UAE on the cutting 'Edge' of security
The concept of war will never be like the ones depicted in the movies for World War II.
The best way to avert a war is to ensure peace. And in that strategy the message is distinct: the strongest defence makes for the best offence.
Up until the turn of the century the call of battle was boots on the ground and the movement of manpower and supply lines ultimately ending in face-to-face combat. These parameters have changed drastically and the advent of technology and cyberspace options have made the old rules of war obsolete.
As Sun Tzu, the 12th century military and war expert, said, "The quality of decision is like the well-timed swoop of a falcon which enables it to strike and destroy its victim." Today, that resistance has to be created and managed and maintained by the application of cyber options that span long distances of terrain in microseconds.
Keeping that in mind the establishment of the Edge as the largest defence company in the country with the coming together of 25 entities, the UAE has shown great foresight. It has also set the standard for tomorrow for other countries in the region and the larger world and shown how the threats of the future will be neutralised.
The concept of war will never be like the ones depicted in the movies for World War II. Those might be reflected in internal skirmishes in the world's trouble spots in a limited fashion but for the most part the new enemies are not so much another country as the scourge of terrorism and organised crime. When a multiple discipline organisation like Edge is activated it need not only look at the military aspect but also at anything that threatens the security of a nation. Surveillance, the access to international databases of suspects, and the analyses of the information flow are all likely to be part of the picture.
Tracey German, from the Oxford University Defense Studies department, says, "The increasing complexity of the global security environment in the 21st century makes it difficult for states to plan for future wars. The sheer pace of change, accelerated by changes in technology and communications, as well as the growing interconnectedness of societies, has added to the complexity of the international environment. The ability of actors and individuals to produce their own digital content and communicate it across state boundaries instantly is unprecedented. The experiences of individual states foster different visions of future conflict and how states envisage military force being used, either by themselves or potential adversaries. This diversity stresses the fundamental difficulties of predicting the precise nature of the next war or future conflict. While states take different routes in attempting to manage this inherent unpredictability, they all seek to conduct a thorough analysis of conflicts both past and present to understand and predict how countries will fight wars in the future."

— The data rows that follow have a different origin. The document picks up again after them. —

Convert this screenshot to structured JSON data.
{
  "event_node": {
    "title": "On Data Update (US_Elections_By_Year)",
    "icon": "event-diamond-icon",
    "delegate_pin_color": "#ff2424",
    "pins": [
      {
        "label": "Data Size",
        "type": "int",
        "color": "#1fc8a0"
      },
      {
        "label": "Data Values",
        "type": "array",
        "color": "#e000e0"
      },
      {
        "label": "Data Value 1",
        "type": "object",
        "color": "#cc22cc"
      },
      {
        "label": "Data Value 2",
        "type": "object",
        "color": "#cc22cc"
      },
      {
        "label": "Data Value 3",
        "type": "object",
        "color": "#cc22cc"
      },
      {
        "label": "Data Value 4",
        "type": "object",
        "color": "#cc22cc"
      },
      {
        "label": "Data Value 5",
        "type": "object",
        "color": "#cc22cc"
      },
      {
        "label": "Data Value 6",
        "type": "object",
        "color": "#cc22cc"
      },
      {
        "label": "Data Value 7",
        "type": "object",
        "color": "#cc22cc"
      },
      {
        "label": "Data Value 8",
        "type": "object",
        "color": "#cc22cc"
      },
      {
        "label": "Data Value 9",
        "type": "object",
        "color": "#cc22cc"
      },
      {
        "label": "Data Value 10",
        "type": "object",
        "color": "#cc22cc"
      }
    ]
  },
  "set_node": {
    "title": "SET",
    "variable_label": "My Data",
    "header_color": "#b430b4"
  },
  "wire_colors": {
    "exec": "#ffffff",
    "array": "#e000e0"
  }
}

This assessment provides a clarity on why the need for creating a mechanism to respond to a host of 'new' dangers is an imperative.
Even Sun Tzu would have been impressed at this futuristic decision. Eight hundred years ago the man who wrote the book on the basics of modern warfare did not focus or promote physical force as the best means to win a battle. He was more skilled at and interested in using psychological and technical means to defeat his enemy.

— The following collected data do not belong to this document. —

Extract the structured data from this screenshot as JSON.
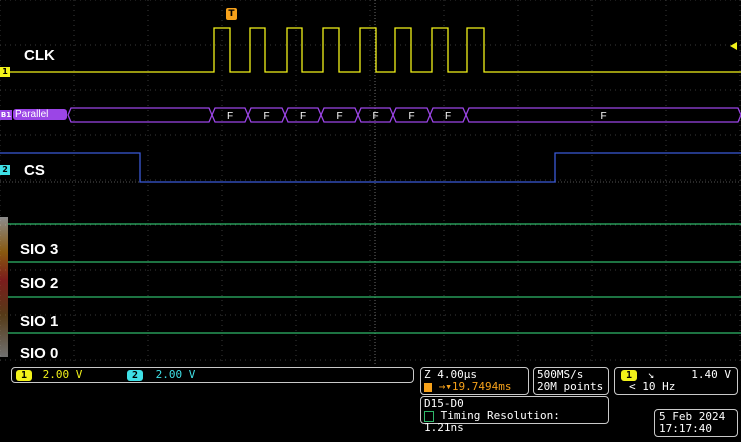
{
  "waveform": {
    "clk_label": "CLK",
    "cs_label": "CS",
    "parallel_label": "Parallel",
    "bus_value": "F",
    "sio_labels": [
      "SIO 3",
      "SIO 2",
      "SIO 1",
      "SIO 0"
    ],
    "trigger_marker": "T",
    "ch1_marker": "1",
    "ch2_marker": "2",
    "bus_marker": "B1"
  },
  "status": {
    "ch1_chip": "1",
    "ch1_scale": "2.00 V",
    "ch2_chip": "2",
    "ch2_scale": "2.00 V",
    "horizontal_scale": "Z 4.00µs",
    "trigger_pos": "19.7494ms",
    "sample_rate": "500MS/s",
    "record_length": "20M points",
    "trig_chip": "1",
    "trig_level": "1.40 V",
    "trig_freq": "< 10 Hz",
    "digital_channels": "D15-D0",
    "timing_resolution": "Timing Resolution: 1.21ns",
    "date": "5 Feb  2024",
    "time": "17:17:40"
  },
  "colors": {
    "ch1": "#f2f21a",
    "ch2": "#3fe0e6",
    "bus": "#9b45e6",
    "digital": "#2fb86a",
    "grid": "#3a3a3a"
  }
}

In similar fashion the threat today comes from remote controlled devices that are set into motion and manipulated from vast distances. An initiative like Edge not only establishes an ongoing research and development platform but also tackles real issues like the use of drones, placement of robots in hazard situations, supremacy in the air through hypersonic craft, and the use of anti-magnetic blockers and system jammers among others. These are the weapons of tomorrow and they have to be defended against. Literally, the confrontation is at the push of a button, giving that phrase a new meaning.

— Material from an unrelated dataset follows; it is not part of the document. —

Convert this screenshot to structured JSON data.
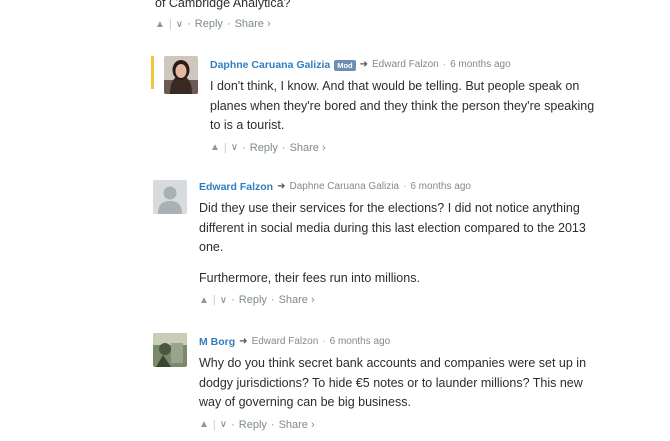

The integral core of any defence is the emphasis on security and this security can be achieved by pre-empting scenarios that are in the mix and being aware that what does not exist today is not a figment of imagination but a reality tomorrow.
Edge is likely to awaken the world to a new realisation as the UAE charters a course towards moulding science and technology to guarantee peace and prosperity and protect, preserve and defend the sanctity of the nation and its people.